Risk factors for the course of major depressive disorder and depressive symptoms
Six studies examined the predictors of the course of depression [32, 41–43, 52, 58, 67].
Chronicity of depression
Longer pre-baseline duration of the depressive episode in the WHO Collaborative Project on Psychological Problems in General Health Care study was a predictor of a poor course of depression [58]. Multivariate analysis reported that among those whose pre-baseline duration was at least one year compared to those whose pre-baseline duration was less than three months, the odds of a poor short-term course of depression (no full recovery within half a year) were over five times higher (versus those whose pre-baseline duration was less than three months) (OR = 5.22, 95% CI 2.45–11.15). The same was found for long-term outcomes, with those who had a pre-baseline duration of one year being more likely to report a poor outcome compared to those whose pre-baseline duration was less than one year (OR = 3.54, 95% CI 1.67–7.52). In the Groningen Primary Care study, duration of index episode was not associated with the occurrence of a relapse within the 12 month follow-up after remission [32].
Severity of depression
Wagner et al. [54] found that a greater proportion of patients with minor depression (56%, 37/66) than major depression (37%, 19/51) at baseline were asymptomatic at 12 months. They found that a diagnosis of minor depression was associated with almost the same degree of impairment in health status, functional status and disability, and psychiatric service utilization as a diagnosis of major depression. However, 20% (13/66) of patients with minor depression at baseline met criteria for major depression at 12 months, while 22% (11/51) of patients with major depression at baseline met criteria for minor depression at 12 months. The authors conclude that sub-threshold depression or the persistence of depressive symptoms is a risk for developing major depression. In the Groningen Primary Care Study, 31% of patients with borderline depression had recovered at 12 months and 70% at 3.5 years [35]. Indeed, the Groningen Primary Care Study [35] found that partial remission rather than complete recovery "was the rule and was associated with residual disability" (p.759). This study also found that depression had better outcomes than anxiety and mixed anxiety-depression. At baseline, patients with both anxiety and depression reported the highest symptoms levels on the Present State Exam. However given the small sample size with each disorder these results should be interpreted with caution.

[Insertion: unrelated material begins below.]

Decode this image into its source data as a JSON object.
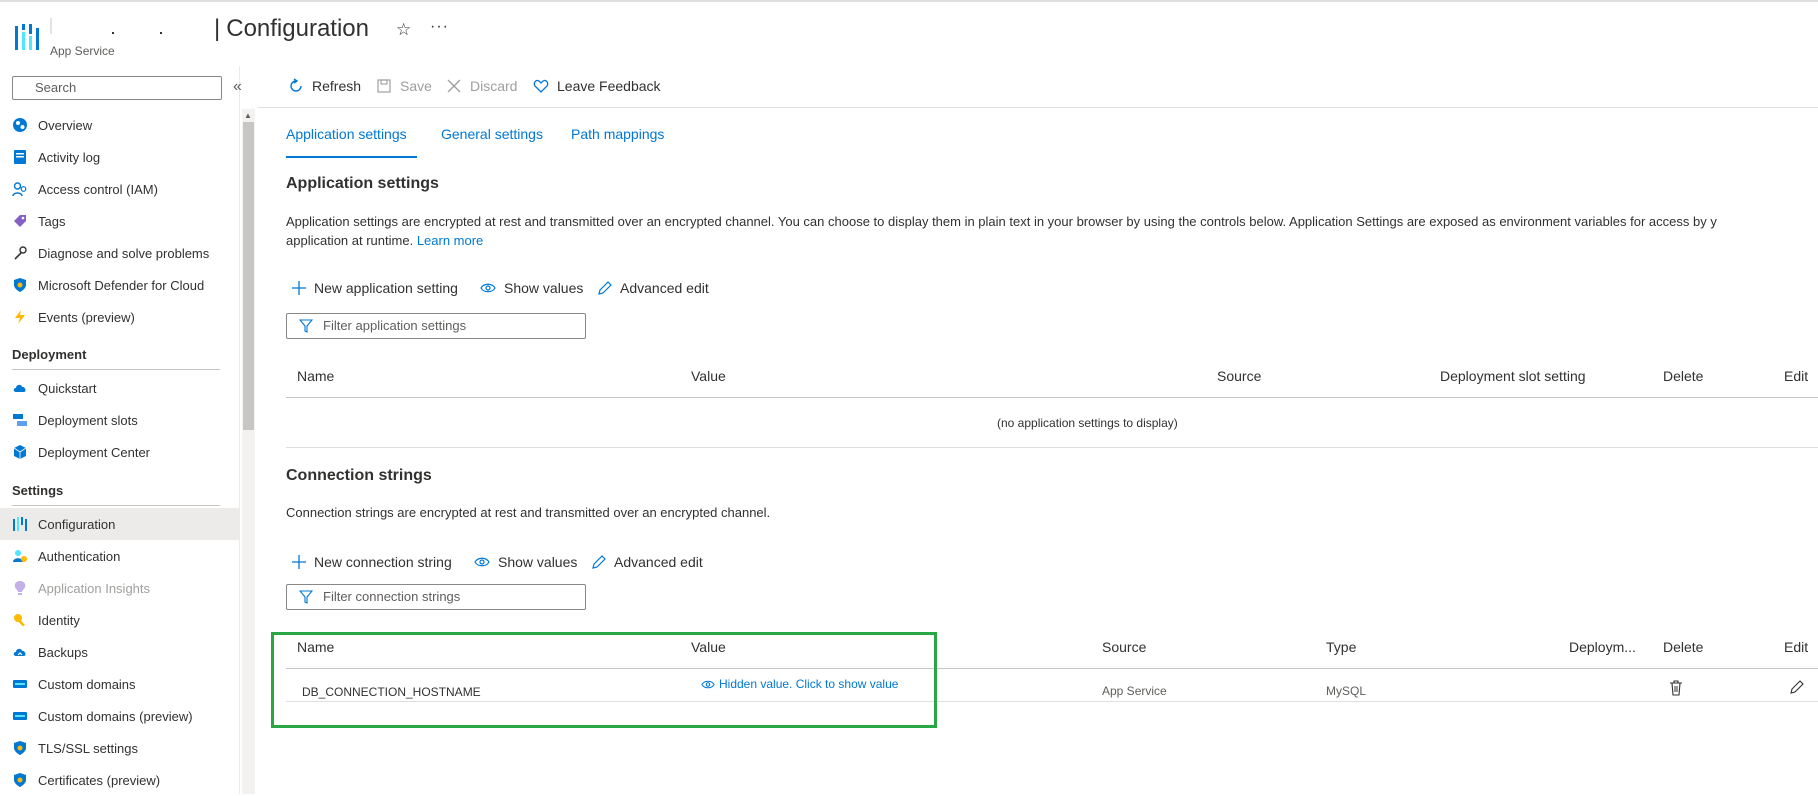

The data from studies measuring depressive symptoms are also difficult to compare for similar reasons. Parker et al. [68] reported a 6% improvement in depressive symptoms at 20 weeks; and others reported that depressive symptoms had significantly reduced at six month follow-up [37, 51]. At four and a half month follow-up, one study found a significant reduction in depressive symptom scores among primary care patients whose depression was not detected compared to no significant reduction in depressive symptom scores among detected patients [49]. Kessler et al [45] reported that of the 88 patients who met criteria for a case on the GHQ, 50% (16/32) of those not detected by a GP at baseline or during the three year follow up, were no longer cases at three year follow-up. Grembowski et al. [51] and Ronalds et al. [37] retained a large sample of patients at follow-up, however Grembowski et al. [51] only included insured patients and therefore their findings are limited to a sample of mainly middle-class, Caucasian adults with depressive symptoms. The other three studies followed up small numbers of patients and may not have had sufficient power to determine reduction in depressive symptoms [45, 49, 68].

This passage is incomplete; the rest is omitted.